New York-based artist Dustin Yellin captures the human form in glass slides, creating beautiful window sandwiches in the process.
Artist Dustin Yellin calls them “window sandwiches,” but these incredible collages are much cooler than lunch meat could ever be. In partnership with the New York City Ballet, Yellin has created glass-encased collages that depict the body of a dancer “frozen” in motion. More than a dozen window sandwiches were recently unveiled at the atrium of the David H. Koch Theatre in NYC’s Lincoln Center.
The result: breathtaking, human-like specimens trapped within glass, suspended in air for eternity.
Each of Dustin Yellin’s collages is carefully constructed from a number of glass slides or “windows.”

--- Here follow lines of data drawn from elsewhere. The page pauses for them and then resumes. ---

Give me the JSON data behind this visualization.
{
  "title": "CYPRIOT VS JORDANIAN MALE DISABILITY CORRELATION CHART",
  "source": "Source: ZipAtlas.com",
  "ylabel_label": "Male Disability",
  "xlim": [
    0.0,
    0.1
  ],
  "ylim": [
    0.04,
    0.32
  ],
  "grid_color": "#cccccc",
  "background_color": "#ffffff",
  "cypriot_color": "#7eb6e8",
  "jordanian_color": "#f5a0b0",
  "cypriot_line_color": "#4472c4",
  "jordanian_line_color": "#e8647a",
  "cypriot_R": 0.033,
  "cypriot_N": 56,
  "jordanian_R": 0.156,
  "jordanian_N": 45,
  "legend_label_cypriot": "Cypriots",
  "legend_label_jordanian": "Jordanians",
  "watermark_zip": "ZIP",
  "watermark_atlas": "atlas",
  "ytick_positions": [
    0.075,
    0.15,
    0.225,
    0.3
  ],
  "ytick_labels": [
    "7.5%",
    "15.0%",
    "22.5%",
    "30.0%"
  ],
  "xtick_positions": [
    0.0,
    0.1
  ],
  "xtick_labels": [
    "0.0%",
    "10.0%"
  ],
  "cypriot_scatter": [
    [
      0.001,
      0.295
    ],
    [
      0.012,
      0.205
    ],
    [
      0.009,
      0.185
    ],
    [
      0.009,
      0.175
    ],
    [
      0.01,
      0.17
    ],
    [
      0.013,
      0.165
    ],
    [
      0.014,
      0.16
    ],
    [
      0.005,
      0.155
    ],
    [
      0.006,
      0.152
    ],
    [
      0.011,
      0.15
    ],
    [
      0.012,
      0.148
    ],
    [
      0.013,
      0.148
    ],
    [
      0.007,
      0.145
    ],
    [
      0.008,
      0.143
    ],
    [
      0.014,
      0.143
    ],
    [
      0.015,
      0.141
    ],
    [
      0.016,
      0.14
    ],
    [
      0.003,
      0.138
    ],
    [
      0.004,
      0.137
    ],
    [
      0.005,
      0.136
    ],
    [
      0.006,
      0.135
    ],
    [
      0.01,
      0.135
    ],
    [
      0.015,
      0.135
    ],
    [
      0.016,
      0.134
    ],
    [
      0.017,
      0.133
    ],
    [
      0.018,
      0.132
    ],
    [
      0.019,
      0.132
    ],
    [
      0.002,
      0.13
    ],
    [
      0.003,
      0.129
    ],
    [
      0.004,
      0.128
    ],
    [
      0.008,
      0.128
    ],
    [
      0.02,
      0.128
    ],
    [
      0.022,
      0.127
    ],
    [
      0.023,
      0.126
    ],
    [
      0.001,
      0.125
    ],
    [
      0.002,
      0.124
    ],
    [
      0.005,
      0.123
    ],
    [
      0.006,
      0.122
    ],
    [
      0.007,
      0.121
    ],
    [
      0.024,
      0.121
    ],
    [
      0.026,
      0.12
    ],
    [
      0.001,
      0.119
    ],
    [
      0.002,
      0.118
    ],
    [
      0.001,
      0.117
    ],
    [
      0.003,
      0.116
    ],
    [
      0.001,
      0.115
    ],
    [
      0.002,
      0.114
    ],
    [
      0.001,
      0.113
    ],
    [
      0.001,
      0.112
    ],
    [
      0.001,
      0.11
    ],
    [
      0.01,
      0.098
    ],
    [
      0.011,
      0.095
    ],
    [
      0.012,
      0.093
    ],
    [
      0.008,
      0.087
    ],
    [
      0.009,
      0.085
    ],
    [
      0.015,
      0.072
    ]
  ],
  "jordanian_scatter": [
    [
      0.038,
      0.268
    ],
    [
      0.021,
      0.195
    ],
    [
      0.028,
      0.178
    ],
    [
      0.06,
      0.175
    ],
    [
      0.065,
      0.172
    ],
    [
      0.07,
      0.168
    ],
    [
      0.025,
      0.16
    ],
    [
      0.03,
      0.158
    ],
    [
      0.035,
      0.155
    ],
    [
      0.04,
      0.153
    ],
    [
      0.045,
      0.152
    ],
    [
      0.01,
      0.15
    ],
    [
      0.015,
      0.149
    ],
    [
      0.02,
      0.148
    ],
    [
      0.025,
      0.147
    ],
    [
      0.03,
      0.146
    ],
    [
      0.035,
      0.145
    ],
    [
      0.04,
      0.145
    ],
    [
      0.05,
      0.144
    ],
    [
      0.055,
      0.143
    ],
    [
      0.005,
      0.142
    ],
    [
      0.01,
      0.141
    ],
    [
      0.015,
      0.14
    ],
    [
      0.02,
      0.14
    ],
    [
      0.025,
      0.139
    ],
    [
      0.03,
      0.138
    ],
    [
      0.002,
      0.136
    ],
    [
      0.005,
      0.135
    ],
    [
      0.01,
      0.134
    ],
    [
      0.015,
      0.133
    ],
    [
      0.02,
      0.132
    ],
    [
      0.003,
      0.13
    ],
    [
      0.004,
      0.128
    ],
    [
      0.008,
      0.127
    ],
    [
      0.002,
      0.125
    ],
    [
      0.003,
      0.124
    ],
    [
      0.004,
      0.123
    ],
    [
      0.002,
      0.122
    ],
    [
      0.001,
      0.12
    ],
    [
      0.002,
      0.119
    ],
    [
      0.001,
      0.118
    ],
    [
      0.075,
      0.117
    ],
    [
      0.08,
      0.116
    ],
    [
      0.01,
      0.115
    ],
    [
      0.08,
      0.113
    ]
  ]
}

Ordinary objects—trash, cut-up encyclopedias, magazines—embellish the slides, which are then fused together to create one unified piece. Yellin made 15 glass collages for the ballet, each weighing in at a whopping 3,000 pounds.
Though Yellin created these human figures specifically for the New York City Ballet, he has been making glass-encased sculptures for a while as part of a six-year project, Psychogeographies.
It all started after Yellin experimented with embedding natural materials in resin. From there, he realized that he could use the atmosphere as a medium, and began creating stacked images that evoked the natural world. As you might imagine, Yellin’s three-dimensional collages have been an international hit.